The median disposable income - the amount of money available for spending after direct taxes - rose for the poorest fifth of households by 5.1 percent, compared with a drop of 1.9 percent for the richest fifth, the Office for National Statistics said.

That continued a trend of falling income from employment for the richest Britons, with rising wages and employment for the poorest, the ONS said.

Overall household disposable income rose to a median 26,332 pounds in the 12 months to last March, up 564 pounds from 2014/15.

But much of this increase was driven by retired households, who have benefited from rising private pension income, as well as generous state pension increases that lawmakers have criticised as unsustainable.
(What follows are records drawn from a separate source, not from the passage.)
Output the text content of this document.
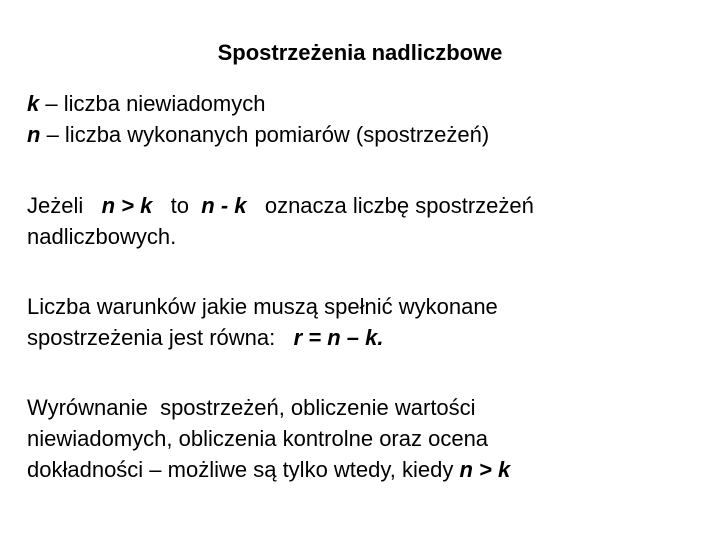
Spostrzeżenia nadliczbowe
k – liczba niewiadomych
n – liczba wykonanych pomiarów (spostrzeżeń)
Jeżeli   n > k   to  n - k   oznacza liczbę spostrzeżeń
nadliczbowych.
Liczba warunków jakie muszą spełnić wykonane
spostrzeżenia jest równa:   r = n – k.
Wyrównanie  spostrzeżeń, obliczenie wartości
niewiadomych, obliczenia kontrolne oraz ocena
dokładności – możliwe są tylko wtedy, kiedy n > k
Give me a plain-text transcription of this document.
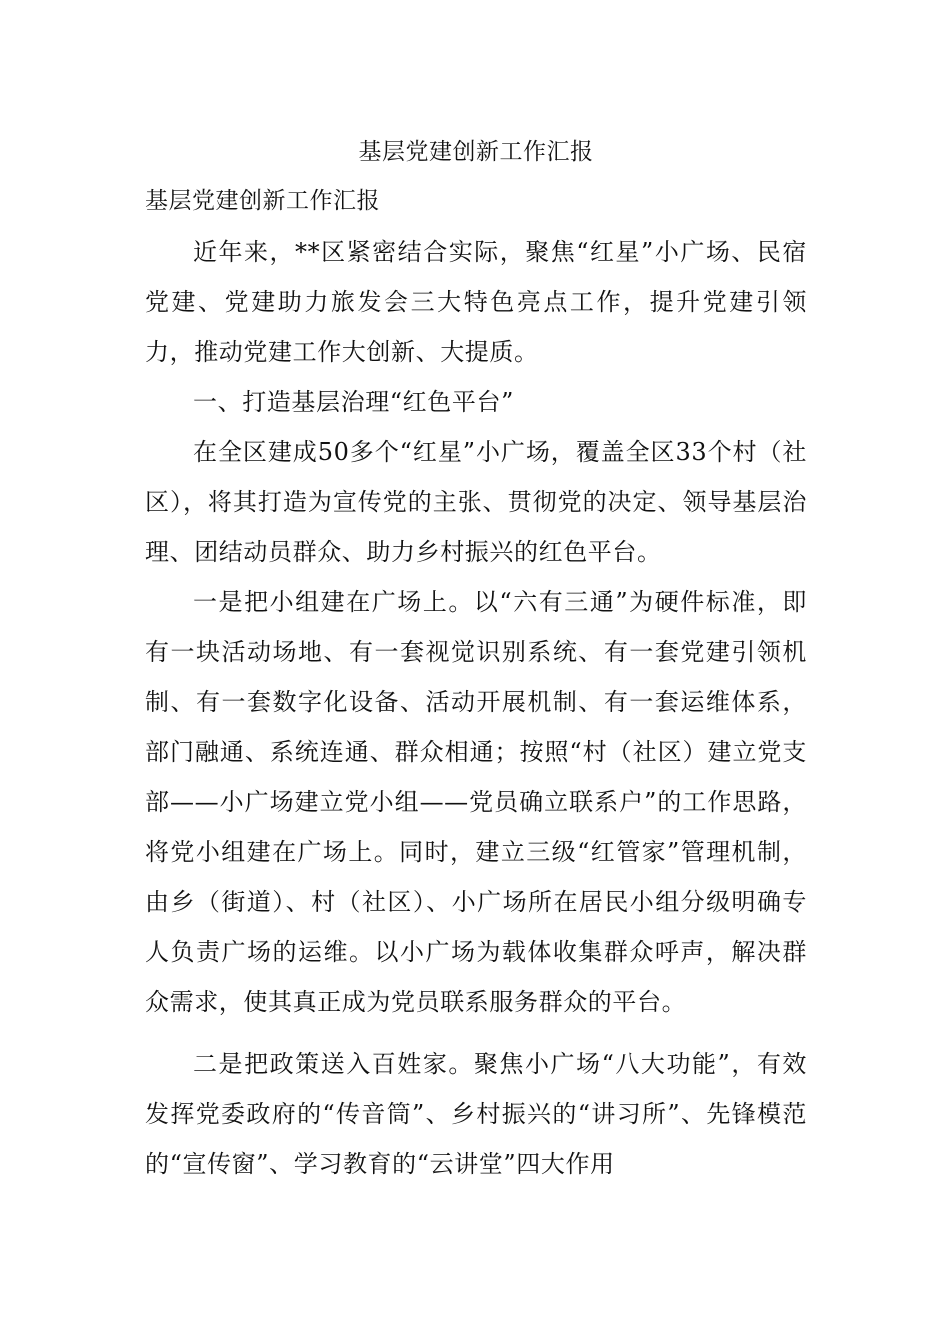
基层党建创新工作汇报
基层党建创新工作汇报

近年来，**区紧密结合实际，聚焦“红星”小广场、民宿党建、党建助力旅发会三大特色亮点工作，提升党建引领力，推动党建工作大创新、大提质。

一、打造基层治理“红色平台”

在全区建成50多个“红星”小广场，覆盖全区33个村（社区），将其打造为宣传党的主张、贯彻党的决定、领导基层治理、团结动员群众、助力乡村振兴的红色平台。

一是把小组建在广场上。以“六有三通”为硬件标准，即有一块活动场地、有一套视觉识别系统、有一套党建引领机制、有一套数字化设备、活动开展机制、有一套运维体系，部门融通、系统连通、群众相通；按照“村（社区）建立党支部——小广场建立党小组——党员确立联系户”的工作思路，将党小组建在广场上。同时，建立三级“红管家”管理机制，由乡（街道）、村（社区）、小广场所在居民小组分级明确专人负责广场的运维。以小广场为载体收集群众呼声，解决群众需求，使其真正成为党员联系服务群众的平台。

二是把政策送入百姓家。聚焦小广场“八大功能”，有效发挥党委政府的“传音筒”、乡村振兴的“讲习所”、先锋模范的“宣传窗”、学习教育的“云讲堂”四大作用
Disposable incomes for retired households are now 13 percent higher than they were before the financial crisis. But for working-age households, they are down 1.2 percent, underscoring the drop in living standards facing Prime Minister Theresa May.

May vowed to help "just about managing" families when she took office in July, after years of depressed wage growth helped to fuel populist anger that culminated in the vote to leave the European Union.

"Household incomes are above their pre-downturn peak overall, but not everyone is better off," said Claudia Wells, head of household income and expenditure analysis at the ONS.

Disposable incomes for middle-income working age households increased by only 1.2 percent in 2015-16.

Britain's finance ministry said in a statement it was helping working families by raising the threshold at which Britons start paying income tax and increasing the minimum wage.

Britain's labour market strengthened in 2015-16, with employment rising to record levels and wage growth recovering to its highest since the financial crisis.

This year looks likely to be tougher. The pound's 15 percent drop since June's Brexit vote is already causing higher inflation, which looks set to eat into the spending power of households.

"With employment plateauing, productivity growth refusing to budge and inflation rising, the risk is that this mini boom won't continue," said Matt Whittaker, chief economist at the Resolution Foundation.

A survey published on Tuesday by the Recruitment and Employment Confederation showed starting salaries for permanent staff rose at the slowest pace in five months, in line with a declining trend over the last year.